Много страданий доставляли поэту эти двусмысленные толки. Но дело действительно разъяснилось для публики, как только возобновился "Современник" и на его страницах был напечатан роман "Что делать?". Он увидел свет благодаря смелости Некрасова и его верности направлению журнала, взглядам Чернышевского. Как только разрешение на продолжение издания (с февраля 1863 года) было получено, Некрасов сразу дал для "Времени" большой отрывок из недавно начатой поэмы "Мороз, Красный нос" ("Смерть Прокла"). Тогда же он представил в цензурный комитет текст объявления о возобновлении "Современника" в 1863 году. Он хотел довести до сведения читателей, что вопреки всем слухам журнал будет издаваться "на прежних основаниях", "по прежней программе"; но это решительно не устраивало руководителей цензуры и министра просвещения Головнина - он с возмущением отмечал, что редактор пытается сохранить то самое направление, какое привело к приостановке издания правительством.

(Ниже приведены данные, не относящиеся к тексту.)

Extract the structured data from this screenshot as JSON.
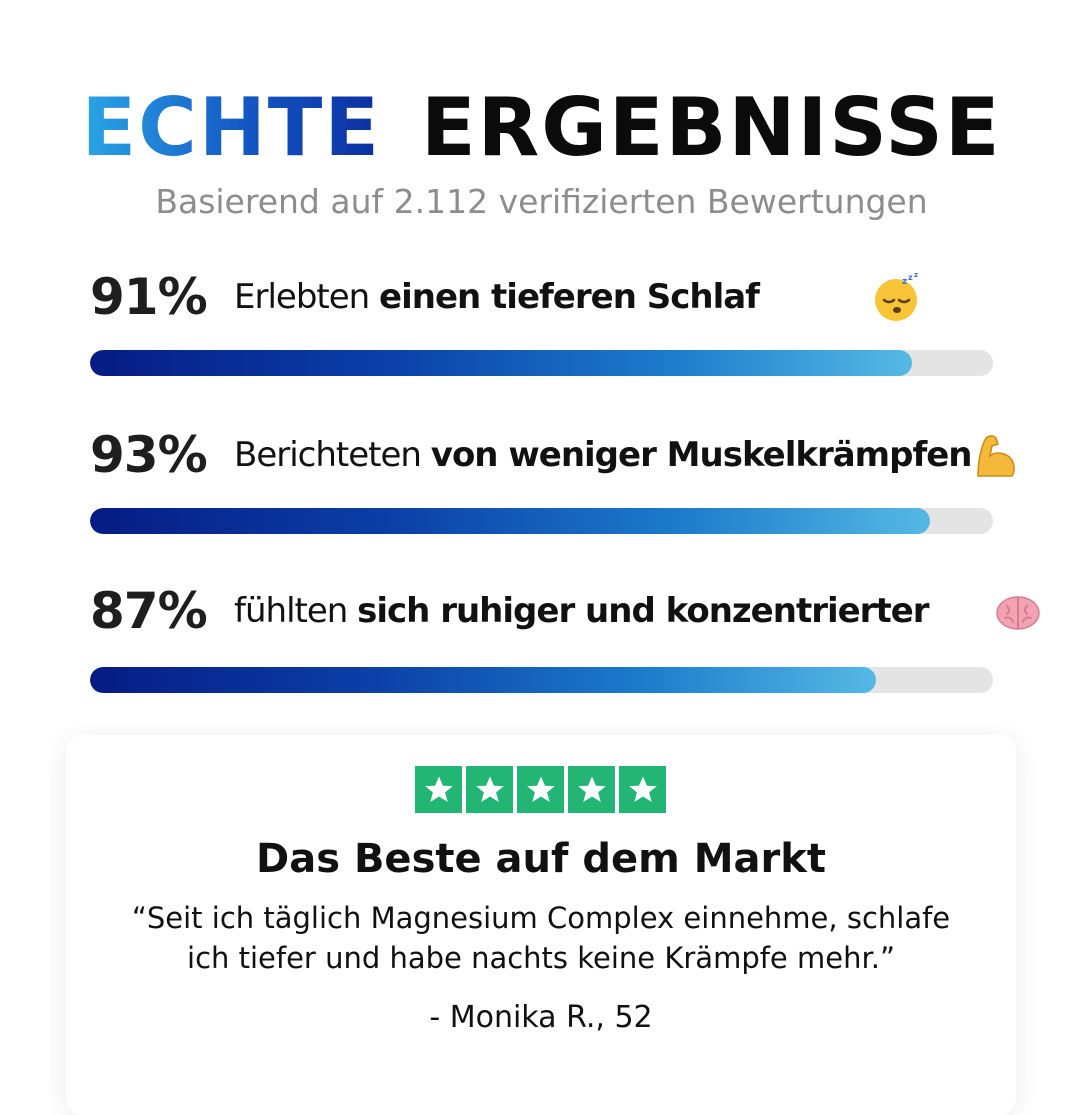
{
  "headline": {
    "accent": "ECHTE",
    "main": "ERGEBNISSE"
  },
  "subtitle": "Basierend auf 2.112 verifizierten Bewertungen",
  "stats": [
    {
      "percent_label": "91%",
      "value": 91,
      "text": "Erlebten",
      "bold": "einen tieferen Schlaf",
      "icon": "sleeping-face-emoji"
    },
    {
      "percent_label": "93%",
      "value": 93,
      "text": "Berichteten",
      "bold": "von weniger Muskelkrämpfen",
      "icon": "flexed-biceps-emoji"
    },
    {
      "percent_label": "87%",
      "value": 87,
      "text": "fühlten",
      "bold": "sich ruhiger und konzentrierter",
      "icon": "brain-emoji"
    }
  ],
  "review": {
    "rating": 5,
    "title": "Das Beste auf dem Markt",
    "quote_line1": "“Seit ich täglich Magnesium Complex einnehme, schlafe",
    "quote_line2": "ich tiefer und habe nachts keine Krämpfe mehr.”",
    "author": "- Monika R., 52"
  },
  "colors": {
    "accent_gradient": [
      "#2aa6e6",
      "#0c2fa0"
    ],
    "bar_gradient": [
      "#061c84",
      "#55b9e4"
    ],
    "bar_track": "#e4e4e4",
    "star_green": "#22b573"
  }
}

Некрасов обнаружил поразительное упорство и принципиальность в стремлении отстоять программу своего журнала. В том же проекте объявления он писал: "Современник" возвращается к делу с решимостью и полной надеждой сохранить в журналистике положение самостоятельное и независимое. Само собой разумеется, что он совершенно отказался бы от деятельности, если б ему предстояло осудить себя на бесхарактерную деятельность и безличное существование".

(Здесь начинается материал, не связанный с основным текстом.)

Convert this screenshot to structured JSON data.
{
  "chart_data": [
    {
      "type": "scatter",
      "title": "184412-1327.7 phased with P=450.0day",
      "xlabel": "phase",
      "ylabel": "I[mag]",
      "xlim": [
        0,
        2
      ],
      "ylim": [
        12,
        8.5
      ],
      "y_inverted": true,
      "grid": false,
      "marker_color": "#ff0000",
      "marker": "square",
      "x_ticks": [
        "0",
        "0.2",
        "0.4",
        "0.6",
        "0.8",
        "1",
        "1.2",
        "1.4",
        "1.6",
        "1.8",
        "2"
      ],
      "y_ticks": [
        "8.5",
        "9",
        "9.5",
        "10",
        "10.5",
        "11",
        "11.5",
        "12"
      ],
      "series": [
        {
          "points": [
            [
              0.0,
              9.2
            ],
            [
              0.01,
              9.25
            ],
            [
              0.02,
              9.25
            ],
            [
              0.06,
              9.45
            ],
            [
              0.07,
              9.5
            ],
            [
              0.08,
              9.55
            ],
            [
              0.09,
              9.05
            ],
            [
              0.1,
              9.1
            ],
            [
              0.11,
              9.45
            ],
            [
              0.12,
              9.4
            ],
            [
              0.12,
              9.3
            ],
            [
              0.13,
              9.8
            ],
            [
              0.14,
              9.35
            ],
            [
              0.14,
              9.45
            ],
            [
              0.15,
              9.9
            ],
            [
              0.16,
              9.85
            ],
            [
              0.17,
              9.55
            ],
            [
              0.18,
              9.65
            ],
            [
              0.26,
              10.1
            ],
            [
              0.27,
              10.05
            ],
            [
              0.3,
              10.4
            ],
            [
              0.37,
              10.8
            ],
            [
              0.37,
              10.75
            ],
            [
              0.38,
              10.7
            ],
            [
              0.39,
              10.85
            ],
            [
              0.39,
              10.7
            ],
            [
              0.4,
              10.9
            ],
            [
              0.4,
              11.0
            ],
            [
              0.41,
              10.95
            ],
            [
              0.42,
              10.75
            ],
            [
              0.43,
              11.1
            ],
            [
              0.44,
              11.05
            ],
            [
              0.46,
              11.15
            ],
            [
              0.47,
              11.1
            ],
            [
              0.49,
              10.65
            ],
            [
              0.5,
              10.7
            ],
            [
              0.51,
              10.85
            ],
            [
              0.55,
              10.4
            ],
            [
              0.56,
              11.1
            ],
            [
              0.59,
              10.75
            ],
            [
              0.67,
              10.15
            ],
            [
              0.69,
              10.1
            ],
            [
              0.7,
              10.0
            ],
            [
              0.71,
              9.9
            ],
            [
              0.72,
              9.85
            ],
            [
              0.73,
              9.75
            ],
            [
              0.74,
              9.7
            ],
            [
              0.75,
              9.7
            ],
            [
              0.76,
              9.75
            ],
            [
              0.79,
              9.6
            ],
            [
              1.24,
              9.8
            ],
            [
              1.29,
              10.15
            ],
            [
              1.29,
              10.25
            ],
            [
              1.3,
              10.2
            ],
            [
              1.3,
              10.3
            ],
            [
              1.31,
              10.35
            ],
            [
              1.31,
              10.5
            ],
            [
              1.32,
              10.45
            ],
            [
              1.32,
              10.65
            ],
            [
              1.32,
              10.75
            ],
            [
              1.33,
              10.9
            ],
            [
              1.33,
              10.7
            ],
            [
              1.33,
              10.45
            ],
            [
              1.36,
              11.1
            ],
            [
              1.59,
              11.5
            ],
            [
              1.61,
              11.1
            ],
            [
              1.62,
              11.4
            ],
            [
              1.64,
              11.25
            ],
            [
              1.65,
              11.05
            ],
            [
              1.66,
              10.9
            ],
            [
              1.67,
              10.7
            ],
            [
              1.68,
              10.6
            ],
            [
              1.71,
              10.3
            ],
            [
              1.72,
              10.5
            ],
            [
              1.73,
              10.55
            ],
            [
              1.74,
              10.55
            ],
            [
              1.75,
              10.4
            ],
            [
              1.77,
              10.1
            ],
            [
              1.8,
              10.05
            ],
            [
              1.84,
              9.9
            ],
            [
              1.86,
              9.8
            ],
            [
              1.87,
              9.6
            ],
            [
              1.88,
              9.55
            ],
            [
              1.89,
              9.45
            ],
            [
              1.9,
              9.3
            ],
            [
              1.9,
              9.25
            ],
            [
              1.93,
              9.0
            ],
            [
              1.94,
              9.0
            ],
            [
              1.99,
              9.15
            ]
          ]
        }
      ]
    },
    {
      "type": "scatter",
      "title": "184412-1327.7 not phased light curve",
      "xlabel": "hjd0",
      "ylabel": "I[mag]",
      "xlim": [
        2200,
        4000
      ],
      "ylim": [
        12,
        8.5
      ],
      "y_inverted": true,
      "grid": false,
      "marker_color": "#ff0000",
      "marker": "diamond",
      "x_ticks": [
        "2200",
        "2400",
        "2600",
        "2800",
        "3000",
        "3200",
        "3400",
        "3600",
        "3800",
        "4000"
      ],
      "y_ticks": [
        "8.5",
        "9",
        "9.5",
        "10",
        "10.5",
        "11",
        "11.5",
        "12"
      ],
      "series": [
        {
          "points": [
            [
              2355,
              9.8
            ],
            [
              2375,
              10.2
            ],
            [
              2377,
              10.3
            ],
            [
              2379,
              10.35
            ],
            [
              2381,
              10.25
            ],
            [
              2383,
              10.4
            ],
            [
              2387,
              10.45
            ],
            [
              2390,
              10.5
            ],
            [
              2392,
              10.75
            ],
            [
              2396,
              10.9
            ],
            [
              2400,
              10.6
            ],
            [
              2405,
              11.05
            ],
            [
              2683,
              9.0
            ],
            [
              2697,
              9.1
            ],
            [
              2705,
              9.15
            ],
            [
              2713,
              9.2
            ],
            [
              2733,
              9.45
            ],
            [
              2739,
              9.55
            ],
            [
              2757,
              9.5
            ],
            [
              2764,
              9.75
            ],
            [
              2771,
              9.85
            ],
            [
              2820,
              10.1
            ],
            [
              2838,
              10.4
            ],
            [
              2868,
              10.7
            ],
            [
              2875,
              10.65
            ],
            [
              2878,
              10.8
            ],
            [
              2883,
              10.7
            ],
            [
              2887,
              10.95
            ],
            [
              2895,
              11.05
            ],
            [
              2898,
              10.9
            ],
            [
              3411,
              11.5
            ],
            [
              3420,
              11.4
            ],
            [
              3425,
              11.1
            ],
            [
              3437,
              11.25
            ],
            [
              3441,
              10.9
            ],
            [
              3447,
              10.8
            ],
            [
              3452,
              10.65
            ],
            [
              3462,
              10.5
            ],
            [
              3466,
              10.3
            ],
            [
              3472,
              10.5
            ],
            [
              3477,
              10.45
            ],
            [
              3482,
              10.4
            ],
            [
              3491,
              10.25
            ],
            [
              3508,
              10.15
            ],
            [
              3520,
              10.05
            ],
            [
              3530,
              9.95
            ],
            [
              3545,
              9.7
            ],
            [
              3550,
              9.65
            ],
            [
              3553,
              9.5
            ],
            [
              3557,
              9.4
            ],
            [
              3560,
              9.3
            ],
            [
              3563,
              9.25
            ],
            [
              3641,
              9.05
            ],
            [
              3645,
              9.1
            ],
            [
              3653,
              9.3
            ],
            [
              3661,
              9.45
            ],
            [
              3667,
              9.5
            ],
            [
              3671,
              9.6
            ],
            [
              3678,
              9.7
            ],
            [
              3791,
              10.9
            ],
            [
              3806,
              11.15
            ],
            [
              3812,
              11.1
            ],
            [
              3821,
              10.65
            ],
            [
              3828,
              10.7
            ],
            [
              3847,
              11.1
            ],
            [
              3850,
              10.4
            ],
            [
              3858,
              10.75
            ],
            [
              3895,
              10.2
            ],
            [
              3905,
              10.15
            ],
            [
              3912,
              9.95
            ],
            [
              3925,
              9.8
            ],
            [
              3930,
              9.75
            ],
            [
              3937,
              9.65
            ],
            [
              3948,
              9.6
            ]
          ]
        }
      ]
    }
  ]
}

Золотые слова, и в них весь Некрасов, с его темпераментом журналиста-бойца и гражданина. Но такое объявление, конечно, не могло пройти через цензуру. Дело кончилось тем, что в ноябре 1862 года в "С. -Петербургских ведомостях" появилась за подписью Некрасова сухая информация о возобновлении "Современника" в будущем году. Здесь не осталось даже намека на программу иди направление журнала. Редактор-издатель извещал, что в трудах редакции будут принимать постоянное участие М. Е. Салтыков (Щедрин), А. Н. Пыпин, М. А. Антонович. Сообщались условия подписки и расчета с читателями за те месяцы, когда журнал не выходил...

В те годы и Пыпин (двоюродный брат Чернышевского), и особенно Антонович близко стояли к некрасовскому журналу; они начали работать в нем еще до запрещения, хотя, разумеется, никак не могли восполнить ничем не заменимую утрату Чернышевского.

Что же касается Михаила Евграфовича Салтыкова (Щедрина), то привлечение его к работе было большой заслугой Некрасова; автор "Губернских очерков" стал ближайшим его помощником по редакции. В возобновленном "Современнике" в первом же году его существования появились рассказы, очерки, публицистика Салтыкова. И есть глубокая закономерность в том, что он связал свою писательскую судьбу с некрасовским "Современником", а потом и "Отечественными записками".